Esas No: 2022/1643
Karar No: 2022/3850
Karar Tarihi: 22.06.2022
Danıştay 2. Daire 2022/1643 Esas 2022/3850 Karar Sayılı İlamı
Danıştay 2. Daire Başkanlığı 2022/1643 E. , 2022/3850 K."İçtihat Metni"
T.C.
D A N I Ş T A Y
İKİNCİ DAİRE
Esas No : 2022/1643
Karar No : 2022/3850
TEMYİZ İSTEMİNDE BULUNANLAR :
1- (DAVALI) : … Belediye Başkanlığı
VEKİLİ : Av. …
2- (DAVACI) : …
VEKİLİ : Av. …
İSTEMİN KONUSU : ... İdare Mahkemesince verilen … günlü, E:…, K:… sayılı kararın, dilekçede yazılı nedenlerle 2577 sayılı İdari Yargılama Usulü Kanunu'nun 49. maddesi uyarınca temyizen incelenerek bozulması isteminden ibarettir.
YARGILAMA SÜRECİ :
Dava Konusu İstem : Dava; Bursa ili, Osmangazi ilçesi, … Köyü, … Mevkii, … pafta, … sayılı parselde bulunan odun kömürü imal yerinin kapatılması nedeniyle uğradığı 132.968,00 TL maddi zararının 15/05/2007 tarihinden itibaren işleyecek yasal faiziyle birlikte ödenmesi talebiyle açılmıştır.
İlk Derece Mahkemesi Kararının Özeti : ... İdare Mahkemesinin temyize konu kararıyla; Danıştay Onuncu Dairesi'nin 28/02/2019 günlü, E:2016/8106, K:2019/1593 sayılı bozma kararına uyulmak suretiyle, davalı idarece tesis edilen işlemin (ruhsat iptalinin) açılan dava neticesinde ... İdare Mahkemesi tarafından iptal edilmesi nedeniyle, davacının işletmesinin faaliyette bulunamadığı 15/05/2007-15/10/2008 tarihleri arasında elde edemediği net kârın yaptırılan bilirkişi incelemesi sonucunda 83.465,69 TL olarak tespit edildiği anlaşıldığından, davacının işlem nedeniyle uğradığı zarara karşılık 83.465,69 TL'nin dava tarihi olan 28/09/2012 tarihinden itibaren işleyecek yasal faiziyle birlikte ödenmesine, fazlaya ilişkin talebin reddine karar verilmiştir.
TEMYİZ EDENLERİN İDDİALARI :
Davacı tarafından, 06/04/2021 günlü raporu düzenleyen bilirkişinin işin uzmanı olmadığı, konuyla ilgili bilirkişi raporunu orman mühendisi ve maden mühendisinin düzenlemesi gerektiği, sadece hesap yapabilen bilirkişiden alınan rapora istinaden karar verilmesinin hukuka aykırı olduğu, ilk raporla ikinci rapor arasında oldukça fazla fark olduğu, çelişkinin giderilmesi için işin uzmanı üç bilirkişiden rapor alınması gerektiği belirtilerek, mahkeme kararının bozulması gerektiği ileri sürülmektedir.

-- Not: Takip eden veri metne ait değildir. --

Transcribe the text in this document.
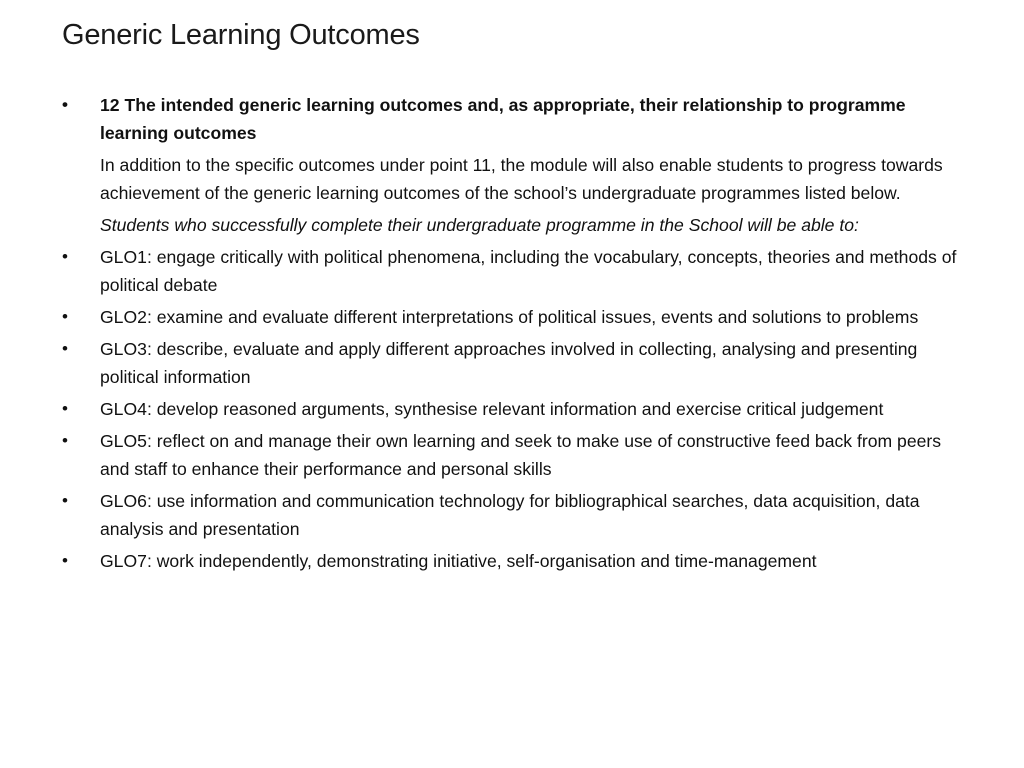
Generic Learning Outcomes
• 12 The intended generic learning outcomes and, as appropriate, their relationship to programme learning outcomes
In addition to the specific outcomes under point 11, the module will also enable students to progress towards achievement of the generic learning outcomes of the school’s undergraduate programmes listed below.
Students who successfully complete their undergraduate programme in the School will be able to:
• GLO1: engage critically with political phenomena, including the vocabulary, concepts, theories and methods of political debate
• GLO2: examine and evaluate different interpretations of political issues, events and solutions to problems
• GLO3: describe, evaluate and apply different approaches involved in collecting, analysing and presenting political information
• GLO4: develop reasoned arguments, synthesise relevant information and exercise critical judgement
• GLO5: reflect on and manage their own learning and seek to make use of constructive feed back from peers and staff to enhance their performance and personal skills
• GLO6: use information and communication technology for bibliographical searches, data acquisition, data analysis and presentation
• GLO7: work independently, demonstrating initiative, self-organisation and time-management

Davalı idare tarafından, 06/04/2021 günlü bilirkişi raporunda kapasite kullanım oranının % 68 olarak alınmasının hatalı olduğu, aynı raporda işletme giderlerinin % 30 olarak hesaplanmasının afaki olduğu, davacıya ait işyerinin Doğancı barajına 430 m mesafede bulunduğu, tesisin mutlak koruma alanında bulunduğu, tesiste odun kömürü imalatı ve depolamasının yapıldığı, oysa katı yakıt depolamasının yasak olduğu belirtilerek, mahkeme kararının bozulması gerektiği ileri sürülmektedir.
KARŞI TARAFLARIN CEVABI : Taraflarca cevap verilmemiştir.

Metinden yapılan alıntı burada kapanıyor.